The Game. Covering Spain is like covering a courthouse and not being able to get inside the courtrooms when anything exciting is happening. Faced with this problem, the correspondents had to develop a routine of their own. Since a few correspondents individually could not gather enough news, they have learned to cooperate. Whether at the Novelti bar in Rightist Salamanca or in the cafes of Madrid, reporters now congregate to exchange news if any. There is news aplenty, but except for a pushover job, such as the taking of Santander, the correspondents are kept a good eagle’s flight away. In the recent heavy fighting around Madrid and in the big push now under way in the Aragon front, both the Rightists and the Leftists were in agreement that correspondents were not wanted at the front. But 400 men. even under restraint, can gather considerable information and when pooled it generally provides an adequate account. Next problem is to get it out.

The Rightist censorship has been more rigid and systematic than the Government’s, which occasionally lapses into periods of semi-freedom. This usually happens when news is thin. But when a correspondent tries to telephone a big story from Madrid, the receiving offices in Paris and London often get a curious blend of bells, roars and radio speeches This sort of thing is so hard on the average correspondent’s nerves, that he usually sends most of his copy by telegraph, where the censorship is automatic and predictable. A little palm-greasing will sometimes get a dispatch by courier over the border into France, from either camp.

The Players. Most complete coverage of Spain to date has been by United Press, which has many Latin American customers who eat up as many as 10,000 words a day. UP has eight men in Madrid, four with the Rightist forces, 18 scattered through the country and six operating along the French border. Jean de Gandt, a French-Belgian, was head of UP’s Madrid bureau but working in Lisbon, when the war started. So he hopped General Franco’s trail and has been following him ever since. In Spain UP now has Irving Pflaumn. whose wife had a baby in Madrid early in the war, and Reynolds Packard, a veteran of the Ethiopian war. Other UP aces included Webb Miller and Henry T. Gorrell who had previously received “an invitation to leave” Italy.

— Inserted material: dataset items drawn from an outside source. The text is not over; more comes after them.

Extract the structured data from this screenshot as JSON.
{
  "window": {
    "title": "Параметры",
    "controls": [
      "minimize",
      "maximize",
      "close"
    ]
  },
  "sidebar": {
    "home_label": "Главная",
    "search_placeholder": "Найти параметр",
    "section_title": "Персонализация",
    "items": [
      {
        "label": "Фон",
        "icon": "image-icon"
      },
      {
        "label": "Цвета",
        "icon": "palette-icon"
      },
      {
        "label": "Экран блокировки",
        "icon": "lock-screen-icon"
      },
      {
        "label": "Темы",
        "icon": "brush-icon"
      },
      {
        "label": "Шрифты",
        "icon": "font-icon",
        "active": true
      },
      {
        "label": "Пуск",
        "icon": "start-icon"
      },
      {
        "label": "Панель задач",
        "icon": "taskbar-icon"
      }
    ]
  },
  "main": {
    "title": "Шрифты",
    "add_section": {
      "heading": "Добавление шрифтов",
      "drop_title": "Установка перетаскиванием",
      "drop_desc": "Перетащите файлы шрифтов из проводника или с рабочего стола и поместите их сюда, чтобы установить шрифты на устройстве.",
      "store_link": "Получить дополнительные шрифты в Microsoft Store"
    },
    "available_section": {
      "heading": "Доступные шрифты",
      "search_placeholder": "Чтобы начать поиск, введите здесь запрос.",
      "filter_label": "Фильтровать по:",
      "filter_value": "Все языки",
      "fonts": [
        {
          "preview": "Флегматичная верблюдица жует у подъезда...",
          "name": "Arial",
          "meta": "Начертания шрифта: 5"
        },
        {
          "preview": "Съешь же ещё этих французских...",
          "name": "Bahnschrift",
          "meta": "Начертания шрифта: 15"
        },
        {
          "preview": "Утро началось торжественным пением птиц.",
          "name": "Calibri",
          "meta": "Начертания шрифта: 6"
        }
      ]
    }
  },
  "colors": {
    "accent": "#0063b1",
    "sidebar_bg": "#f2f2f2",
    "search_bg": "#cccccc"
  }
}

Most colorful correspondent to develop during the war is Associated Press’s Edward J. Neil Jr., a 200-lb. ex-sports reporter who once bested Jack Dempsey in a friendly wrestling bout. Neil, always on the scene of trouble, found excitement even in the capture of Santander when a truckload of gas shells caught fire just back of him and he was caught without a gas mask. International News Service’s big gun is much-traveled Hubert R. Knickerbocker, whose brutal summary of the war is, “Vultures are the only ones with all the luck.”

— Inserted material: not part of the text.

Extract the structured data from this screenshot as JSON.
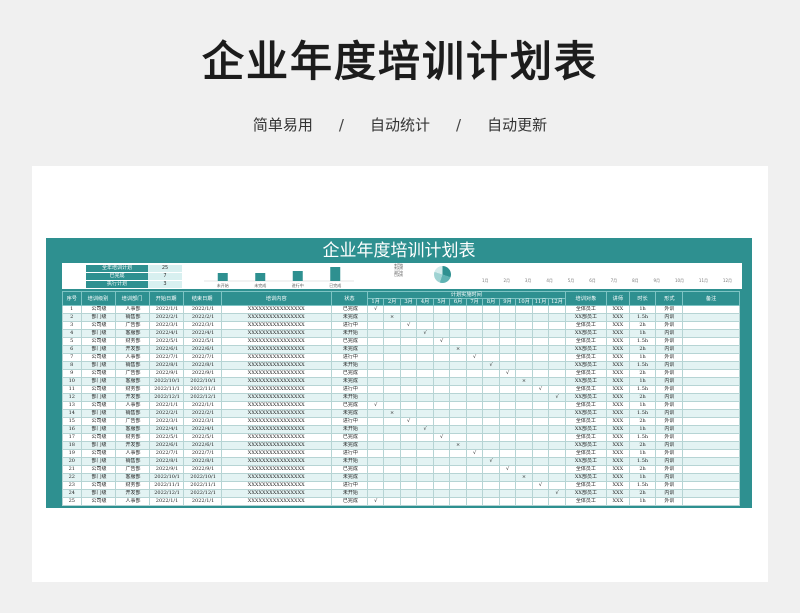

Notable jobs done by other correspondents: Herbert L. Matthew’s (New York Times) vivid descriptions of the bombing of Madrid and Brihuega; Frank Kluckhohn’s (also Times) revelation that Italy and Germany were sending men. munitions and planes to the Rightists, (as a result he was expelled from Spain); Jay C. Allen’s (Chicago Tribune-New York News Syndicate) sensational account of a Rightist massacre of 2,000 Leftists in a bullring at Badajoz.

Most unusual press departure was Pierre van Paassen (Toronto Star), one of the best reporters in Spain, who suddenly went anarchist, stopped writing, was reluctantly fired by his paper, and finally disappeared.